Oliver Geisler wrote:
Using netpipe and comparing tcp and mpi communication I get the
following results:
TCP is much faster than MPI, approx. by factor 12
Faster? 12x? I don't understand the following:
e.g a packet size of 4096 bytes deliveres in
97.11 usec with NPtcp and
15338.98 usec with NPmpi
This implies NPtcp is 160x faster than NPmpi.
or
packet size 262kb
0.05268801 sec NPtcp
0.00254560 sec NPmpi
This implies NPtcp is 20x slower than NPmpi.
Further our benchmark started with "--mca btl tcp,self" runs with short
communication times, even using kernel 2.6.33.1
Is there a way to see what type of communication is actually selected?

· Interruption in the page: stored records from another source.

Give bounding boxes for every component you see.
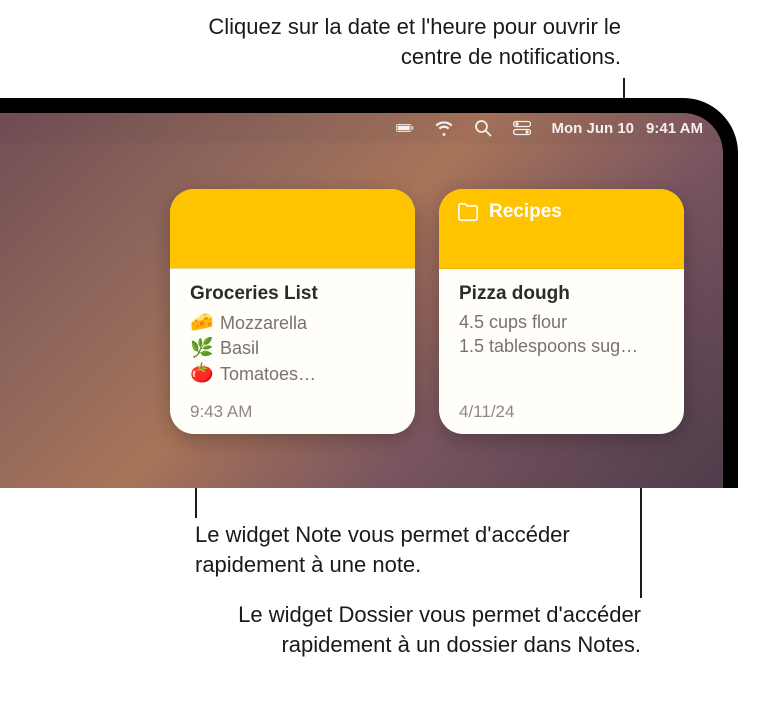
menu-bar-datetime[interactable]: Mon Jun 10 9:41 AM [552, 120, 703, 137]
note-widget[interactable]: Groceries List 🧀 Mozzarella 🌿 Basil 🍅 Tomat… [170, 189, 415, 434]
list-item: 🍅 Tomatoes… [190, 361, 395, 387]
annotation-top: Cliquez sur la date et l'heure pour ouvr… [161, 12, 621, 71]
item-label: Tomatoes… [220, 362, 316, 386]
folder-widget-header: Recipes [439, 189, 684, 235]
spotlight-icon[interactable] [474, 119, 492, 137]
cheese-icon: 🧀 [190, 310, 212, 336]
menu-bar-time: 9:41 AM [646, 120, 703, 137]
annotation-folder-widget: Le widget Dossier vous permet d'accéder … [211, 600, 641, 659]
folder-timestamp: 4/11/24 [459, 402, 664, 422]
note-widget-header [170, 189, 415, 269]
control-center-icon[interactable] [513, 119, 531, 137]
note-preview-line: 4.5 cups flour [459, 310, 664, 334]
menu-bar-date: Mon Jun 10 [552, 120, 635, 137]
folder-name: Recipes [489, 201, 562, 223]
note-in-folder-title: Pizza dough [459, 283, 664, 305]
note-preview-line: 1.5 tablespoons sug… [459, 334, 664, 358]
menu-bar: Mon Jun 10 9:41 AM [0, 113, 723, 143]
note-timestamp: 9:43 AM [190, 402, 395, 422]
folder-divider [439, 235, 684, 269]
note-widget-body: Groceries List 🧀 Mozzarella 🌿 Basil 🍅 Tomat… [170, 269, 415, 434]
item-label: Basil [220, 336, 259, 360]
item-label: Mozzarella [220, 311, 307, 335]
annotation-note-widget: Le widget Note vous permet d'accéder rap… [195, 520, 615, 579]
list-item: 🧀 Mozzarella [190, 310, 395, 336]
folder-widget[interactable]: Recipes Pizza dough 4.5 cups flour 1.5 t… [439, 189, 684, 434]
tomato-icon: 🍅 [190, 361, 212, 387]
battery-icon[interactable] [396, 119, 414, 137]
note-items: 🧀 Mozzarella 🌿 Basil 🍅 Tomatoes… [190, 310, 395, 387]
note-title: Groceries List [190, 283, 395, 305]
wifi-icon[interactable] [435, 119, 453, 137]
list-item: 🌿 Basil [190, 336, 395, 362]
leader-line [640, 470, 642, 598]
folder-icon [457, 201, 479, 223]
folder-widget-body: Pizza dough 4.5 cups flour 1.5 tablespoo… [439, 269, 684, 434]
basil-icon: 🌿 [190, 336, 212, 362]
widgets-area: Groceries List 🧀 Mozzarella 🌿 Basil 🍅 Tomat… [170, 189, 684, 434]
device-frame: Mon Jun 10 9:41 AM Groceries List 🧀 Mozza… [0, 98, 738, 488]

Can anybody imagine why shared memory leads to these problems?
Okay, so it's a shared-memory performance problem since:
1) You get better performance when you exclude sm explicitly with "--mca
btl tcp,self".
2) You get better performance when you exclude sm by distributing one
process per node (an observation you made relatively early in this thread).
3) TCP is faster than MPI (which is presumably using sm).
Can you run a pingpong test as a function of message length for two
processes in a way that demonstrates the problem? For example, if
you're comfortable with SKaMPI, just look at Pingpong_Send_Recv and
let's see what performance looks like as a function of message length.
Maybe this is a short-message-latency problem.